When the agreement was announced, bank shares rallied, which was strange given that this was supposed to be a piece of restrictive regulation. What the Basel Committee did not tell us is that the announcement was a triumph for banks for two reasons. The first is that the original plan was to meet the LCR regulation by 2015 — the deadline has now been extended to 2019. The second is that the rules are much more flexible than the original version, in the sense of being more relaxed on what is considered to be a liquid asset (hence the long list of “liquid” assets). The new rules do not constitute an enhancement, but rather a downgrading of the LCR — a downgrading that has materialised as a result of intense lobbying by bankers. It is rather bewildering that they still receive preferential treatment from regulators at the expense of the rest of the society.

It is not obvious in what sense this agreement is a “significant achievement” for regulators, given that it is the outcome of the BCBS backing down under pressure from bankers.
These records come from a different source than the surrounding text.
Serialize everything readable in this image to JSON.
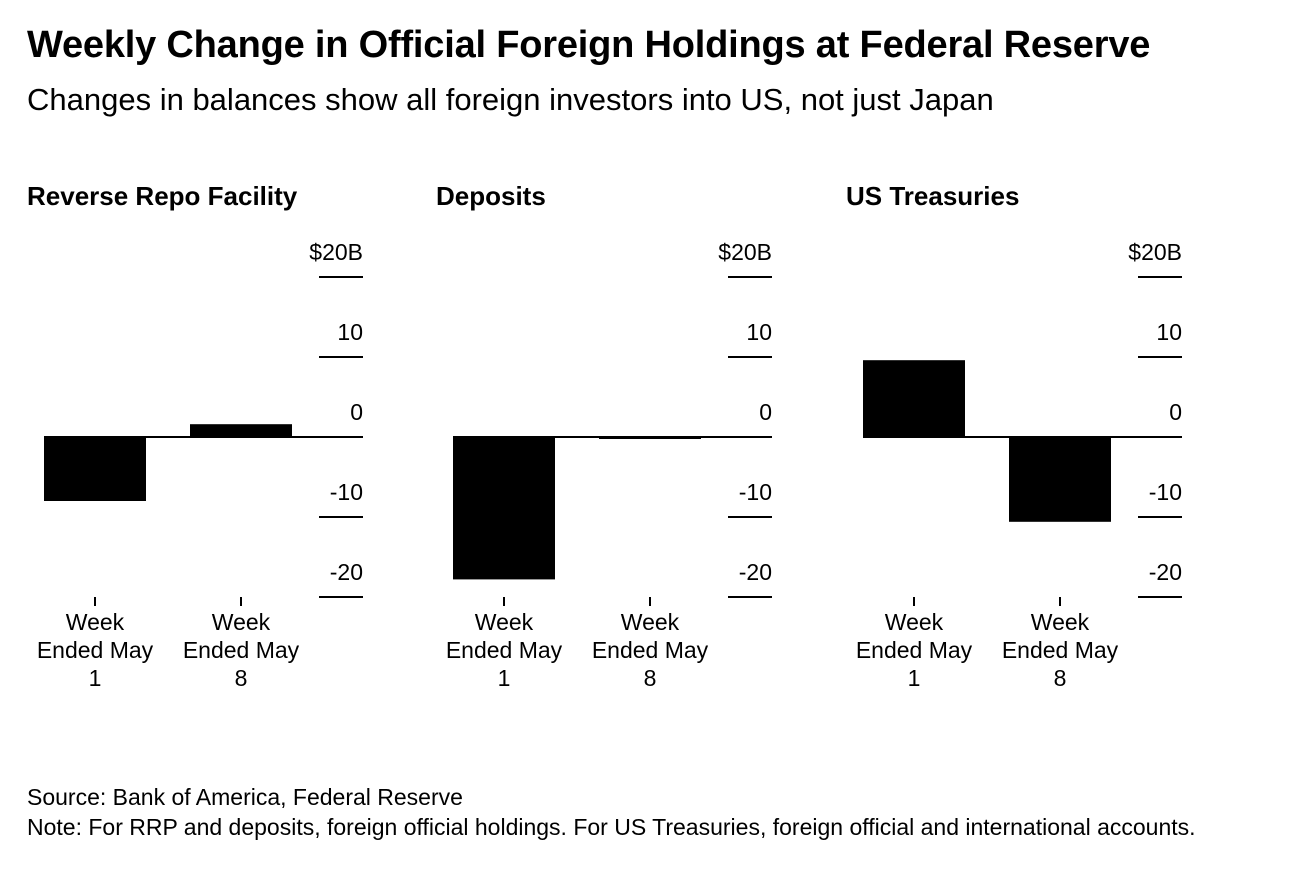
{
  "title": "Weekly Change in Official Foreign Holdings at Federal Reserve",
  "subtitle": "Changes in balances show all foreign investors into US, not just Japan",
  "source": "Source: Bank of America, Federal Reserve",
  "note": "Note: For RRP and deposits, foreign official holdings. For US Treasuries, foreign official and international accounts.",
  "colors": {
    "bar": "#000000",
    "axis": "#000000",
    "background": "#ffffff"
  },
  "chart_data": [
    {
      "type": "bar",
      "title": "Reverse Repo Facility",
      "categories": [
        [
          "Week",
          "Ended May",
          "1"
        ],
        [
          "Week",
          "Ended May",
          "8"
        ]
      ],
      "values": [
        -8.0,
        1.6
      ],
      "ylim": [
        -20,
        20
      ],
      "yticks": [
        20,
        10,
        0,
        -10,
        -20
      ],
      "ytick_labels": [
        "$20B",
        "10",
        "0",
        "-10",
        "-20"
      ],
      "grid": false,
      "axis_position": "right"
    },
    {
      "type": "bar",
      "title": "Deposits",
      "categories": [
        [
          "Week",
          "Ended May",
          "1"
        ],
        [
          "Week",
          "Ended May",
          "8"
        ]
      ],
      "values": [
        -17.8,
        -0.1
      ],
      "ylim": [
        -20,
        20
      ],
      "yticks": [
        20,
        10,
        0,
        -10,
        -20
      ],
      "ytick_labels": [
        "$20B",
        "10",
        "0",
        "-10",
        "-20"
      ],
      "grid": false,
      "axis_position": "right"
    },
    {
      "type": "bar",
      "title": "US Treasuries",
      "categories": [
        [
          "Week",
          "Ended May",
          "1"
        ],
        [
          "Week",
          "Ended May",
          "8"
        ]
      ],
      "values": [
        9.6,
        -10.6
      ],
      "ylim": [
        -20,
        20
      ],
      "yticks": [
        20,
        10,
        0,
        -10,
        -20
      ],
      "ytick_labels": [
        "$20B",
        "10",
        "0",
        "-10",
        "-20"
      ],
      "grid": false,
      "axis_position": "right"
    }
  ]
}
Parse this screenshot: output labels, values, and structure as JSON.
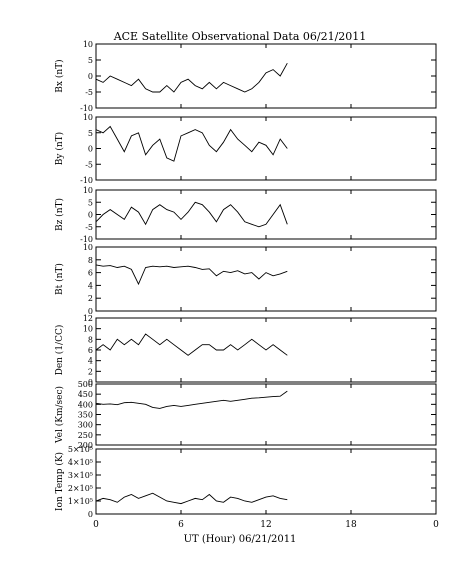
{
  "title": "ACE Satellite Observational Data   06/21/2011",
  "xlabel": "UT (Hour)   06/21/2011",
  "chart_data": [
    {
      "type": "line",
      "ylabel": "Bx (nT)",
      "ylim": [
        -10,
        10
      ],
      "yticks": [
        "-10",
        "-5",
        "0",
        "5",
        "10"
      ],
      "ytick_values": [
        -10,
        -5,
        0,
        5,
        10
      ],
      "xlim": [
        0,
        24
      ],
      "series": [
        {
          "x": [
            0,
            0.5,
            1,
            1.5,
            2,
            2.5,
            3,
            3.5,
            4,
            4.5,
            5,
            5.5,
            6,
            6.5,
            7,
            7.5,
            8,
            8.5,
            9,
            9.5,
            10,
            10.5,
            11,
            11.5,
            12,
            12.5,
            13,
            13.5
          ],
          "values": [
            -1,
            -2,
            0,
            -1,
            -2,
            -3,
            -1,
            -4,
            -5,
            -5,
            -3,
            -5,
            -2,
            -1,
            -3,
            -4,
            -2,
            -4,
            -2,
            -3,
            -4,
            -5,
            -4,
            -2,
            1,
            2,
            0,
            4
          ]
        }
      ]
    },
    {
      "type": "line",
      "ylabel": "By (nT)",
      "ylim": [
        -10,
        10
      ],
      "yticks": [
        "-10",
        "-5",
        "0",
        "5",
        "10"
      ],
      "ytick_values": [
        -10,
        -5,
        0,
        5,
        10
      ],
      "xlim": [
        0,
        24
      ],
      "series": [
        {
          "x": [
            0,
            0.5,
            1,
            1.5,
            2,
            2.5,
            3,
            3.5,
            4,
            4.5,
            5,
            5.5,
            6,
            6.5,
            7,
            7.5,
            8,
            8.5,
            9,
            9.5,
            10,
            10.5,
            11,
            11.5,
            12,
            12.5,
            13,
            13.5
          ],
          "values": [
            6,
            5,
            7,
            3,
            -1,
            4,
            5,
            -2,
            1,
            3,
            -3,
            -4,
            4,
            5,
            6,
            5,
            1,
            -1,
            2,
            6,
            3,
            1,
            -1,
            2,
            1,
            -2,
            3,
            0
          ]
        }
      ]
    },
    {
      "type": "line",
      "ylabel": "Bz (nT)",
      "ylim": [
        -10,
        10
      ],
      "yticks": [
        "-10",
        "-5",
        "0",
        "5",
        "10"
      ],
      "ytick_values": [
        -10,
        -5,
        0,
        5,
        10
      ],
      "xlim": [
        0,
        24
      ],
      "series": [
        {
          "x": [
            0,
            0.5,
            1,
            1.5,
            2,
            2.5,
            3,
            3.5,
            4,
            4.5,
            5,
            5.5,
            6,
            6.5,
            7,
            7.5,
            8,
            8.5,
            9,
            9.5,
            10,
            10.5,
            11,
            11.5,
            12,
            12.5,
            13,
            13.5
          ],
          "values": [
            -3,
            0,
            2,
            0,
            -2,
            3,
            1,
            -4,
            2,
            4,
            2,
            1,
            -2,
            1,
            5,
            4,
            1,
            -3,
            2,
            4,
            1,
            -3,
            -4,
            -5,
            -4,
            0,
            4,
            -4
          ]
        }
      ]
    },
    {
      "type": "line",
      "ylabel": "Bt (nT)",
      "ylim": [
        0,
        10
      ],
      "yticks": [
        "0",
        "2",
        "4",
        "6",
        "8",
        "10"
      ],
      "ytick_values": [
        0,
        2,
        4,
        6,
        8,
        10
      ],
      "xlim": [
        0,
        24
      ],
      "series": [
        {
          "x": [
            0,
            0.5,
            1,
            1.5,
            2,
            2.5,
            3,
            3.5,
            4,
            4.5,
            5,
            5.5,
            6,
            6.5,
            7,
            7.5,
            8,
            8.5,
            9,
            9.5,
            10,
            10.5,
            11,
            11.5,
            12,
            12.5,
            13,
            13.5
          ],
          "values": [
            7.2,
            7.0,
            7.1,
            6.8,
            7.0,
            6.5,
            4.2,
            6.8,
            7.0,
            6.9,
            7.0,
            6.8,
            6.9,
            7.0,
            6.8,
            6.5,
            6.6,
            5.5,
            6.2,
            6.0,
            6.3,
            5.8,
            6.0,
            5.0,
            6.0,
            5.5,
            5.8,
            6.2
          ]
        }
      ]
    },
    {
      "type": "line",
      "ylabel": "Den (1/CC)",
      "ylim": [
        0,
        12
      ],
      "yticks": [
        "0",
        "2",
        "4",
        "6",
        "8",
        "10",
        "12"
      ],
      "ytick_values": [
        0,
        2,
        4,
        6,
        8,
        10,
        12
      ],
      "xlim": [
        0,
        24
      ],
      "series": [
        {
          "x": [
            0,
            0.5,
            1,
            1.5,
            2,
            2.5,
            3,
            3.5,
            4,
            4.5,
            5,
            5.5,
            6,
            6.5,
            7,
            7.5,
            8,
            8.5,
            9,
            9.5,
            10,
            10.5,
            11,
            11.5,
            12,
            12.5,
            13,
            13.5
          ],
          "values": [
            6,
            7,
            6,
            8,
            7,
            8,
            7,
            9,
            8,
            7,
            8,
            7,
            6,
            5,
            6,
            7,
            7,
            6,
            6,
            7,
            6,
            7,
            8,
            7,
            6,
            7,
            6,
            5
          ]
        }
      ]
    },
    {
      "type": "line",
      "ylabel": "Vel (Km/sec)",
      "ylim": [
        200,
        500
      ],
      "yticks": [
        "200",
        "250",
        "300",
        "350",
        "400",
        "450",
        "500"
      ],
      "ytick_values": [
        200,
        250,
        300,
        350,
        400,
        450,
        500
      ],
      "xlim": [
        0,
        24
      ],
      "series": [
        {
          "x": [
            0,
            0.5,
            1,
            1.5,
            2,
            2.5,
            3,
            3.5,
            4,
            4.5,
            5,
            5.5,
            6,
            6.5,
            7,
            7.5,
            8,
            8.5,
            9,
            9.5,
            10,
            10.5,
            11,
            11.5,
            12,
            12.5,
            13,
            13.5
          ],
          "values": [
            405,
            400,
            402,
            398,
            408,
            410,
            405,
            400,
            385,
            380,
            390,
            395,
            390,
            395,
            400,
            405,
            410,
            415,
            420,
            415,
            420,
            425,
            430,
            432,
            435,
            438,
            440,
            465
          ]
        }
      ]
    },
    {
      "type": "line",
      "ylabel": "Ion Temp (K)",
      "ylim": [
        0,
        500000
      ],
      "yticks": [
        "0",
        "1×10⁵",
        "2×10⁵",
        "3×10⁵",
        "4×10⁵",
        "5×10⁵"
      ],
      "ytick_values": [
        0,
        100000,
        200000,
        300000,
        400000,
        500000
      ],
      "xlim": [
        0,
        24
      ],
      "series": [
        {
          "x": [
            0,
            0.5,
            1,
            1.5,
            2,
            2.5,
            3,
            3.5,
            4,
            4.5,
            5,
            5.5,
            6,
            6.5,
            7,
            7.5,
            8,
            8.5,
            9,
            9.5,
            10,
            10.5,
            11,
            11.5,
            12,
            12.5,
            13,
            13.5
          ],
          "values": [
            100000,
            120000,
            110000,
            90000,
            130000,
            150000,
            120000,
            140000,
            160000,
            130000,
            100000,
            90000,
            80000,
            100000,
            120000,
            110000,
            150000,
            100000,
            90000,
            130000,
            120000,
            100000,
            90000,
            110000,
            130000,
            140000,
            120000,
            110000
          ]
        }
      ]
    }
  ],
  "xticks": [
    "0",
    "6",
    "12",
    "18",
    "0"
  ],
  "xtick_values": [
    0,
    6,
    12,
    18,
    24
  ]
}
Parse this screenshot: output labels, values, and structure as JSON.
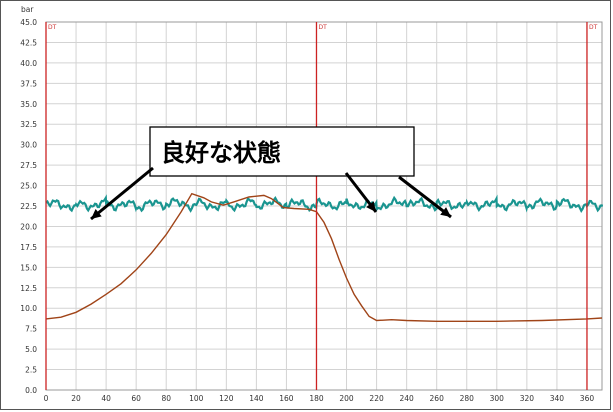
{
  "chart_data": {
    "type": "line",
    "unit_label": "bar",
    "ylim": [
      0,
      45
    ],
    "xlim": [
      0,
      370
    ],
    "y_ticks": [
      "0.0",
      "2.5",
      "5.0",
      "7.5",
      "10.0",
      "12.5",
      "15.0",
      "17.5",
      "20.0",
      "22.5",
      "25.0",
      "27.5",
      "30.0",
      "32.5",
      "35.0",
      "37.5",
      "40.0",
      "42.5",
      "45.0"
    ],
    "x_ticks": [
      "0",
      "20",
      "40",
      "60",
      "80",
      "100",
      "120",
      "140",
      "160",
      "180",
      "200",
      "220",
      "240",
      "260",
      "280",
      "300",
      "320",
      "340",
      "360"
    ],
    "grid": true,
    "markers": [
      {
        "x": 0,
        "label": "DT"
      },
      {
        "x": 180,
        "label": "DT"
      },
      {
        "x": 360,
        "label": "DT"
      }
    ],
    "annotation": "良好な状態",
    "colors": {
      "teal": "#1a9590",
      "brown": "#a04418",
      "marker": "#cc2222",
      "grid": "#d3d3d3"
    },
    "series": [
      {
        "color": "teal",
        "points": [
          [
            0,
            22.7
          ],
          [
            20,
            22.6
          ],
          [
            40,
            22.8
          ],
          [
            60,
            22.5
          ],
          [
            80,
            22.8
          ],
          [
            100,
            22.7
          ],
          [
            120,
            22.6
          ],
          [
            140,
            22.8
          ],
          [
            160,
            22.7
          ],
          [
            180,
            22.6
          ],
          [
            200,
            22.8
          ],
          [
            220,
            22.6
          ],
          [
            240,
            22.8
          ],
          [
            260,
            22.6
          ],
          [
            280,
            22.8
          ],
          [
            300,
            22.7
          ],
          [
            320,
            22.6
          ],
          [
            340,
            22.8
          ],
          [
            360,
            22.6
          ],
          [
            370,
            22.7
          ]
        ]
      },
      {
        "color": "brown",
        "points": [
          [
            0,
            8.7
          ],
          [
            10,
            8.9
          ],
          [
            20,
            9.5
          ],
          [
            30,
            10.5
          ],
          [
            40,
            11.7
          ],
          [
            50,
            13.0
          ],
          [
            60,
            14.7
          ],
          [
            70,
            16.7
          ],
          [
            80,
            19.0
          ],
          [
            90,
            21.8
          ],
          [
            97,
            24.0
          ],
          [
            105,
            23.5
          ],
          [
            110,
            23.0
          ],
          [
            118,
            22.6
          ],
          [
            125,
            23.0
          ],
          [
            135,
            23.6
          ],
          [
            145,
            23.8
          ],
          [
            150,
            23.4
          ],
          [
            158,
            22.3
          ],
          [
            165,
            22.2
          ],
          [
            175,
            22.1
          ],
          [
            180,
            21.8
          ],
          [
            185,
            20.5
          ],
          [
            190,
            18.5
          ],
          [
            195,
            16.0
          ],
          [
            200,
            13.7
          ],
          [
            205,
            11.7
          ],
          [
            210,
            10.3
          ],
          [
            215,
            9.0
          ],
          [
            220,
            8.5
          ],
          [
            230,
            8.6
          ],
          [
            240,
            8.5
          ],
          [
            260,
            8.4
          ],
          [
            280,
            8.4
          ],
          [
            300,
            8.4
          ],
          [
            330,
            8.5
          ],
          [
            360,
            8.7
          ],
          [
            370,
            8.8
          ]
        ]
      }
    ]
  }
}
The denominator of the LCR — net cash outflow over the next 30 days — will be estimated by using internal models, which would give banks significant leeway in determining the ratio as they wish. Furthermore, most of the “liquid” assets are not that liquid. With quantitative easing running the current pace, even US Treasuries cannot be relied on as a liquid asset, as many observers predict mass selling as a result of quantitative easing.

Bill Gross of PIMCO, the biggest player in the bond market, declared that he will not buy US Treasuries until quantitative easing (which he describes as a Ponzi scheme) comes to an end. On 12 December 2012, Bernanke announced that he will run quantitative easing at the rate of $85 billion a month until the unemployment rate goes below 6.5%, which is unlikely to happen in Bernanke’s lifetime.

The new rules are no more than a tweaking around the edges of the faulty Basel accords. Introducing a brand new LCR will not solve the fundamental problems of Basel III. It remains backward-looking, a pure exercise in compliance, and a predominantly capital-based regulation that deprives medium and small enterprises from loanable funds. However, the rules will undoubtedly help finance the massive US budget deficit at a time when international confidence in US Treasuries is dwindling.

Mervyn King and his colleagues have chosen to ignore the fact that banking regulation cannot be unified internationally. The same rules cannot be applicable to banks in the US, China, India, Saudi Arabia and the Congo. They cannot be applied uniformly even in Hungary and Russia. The Basel Committee is doing nothing apart from creating unnecessary and expensive regulatory burden and fatigue that will be paid for by bank customers. Long live Basel III, and in anticipation of Basel IV!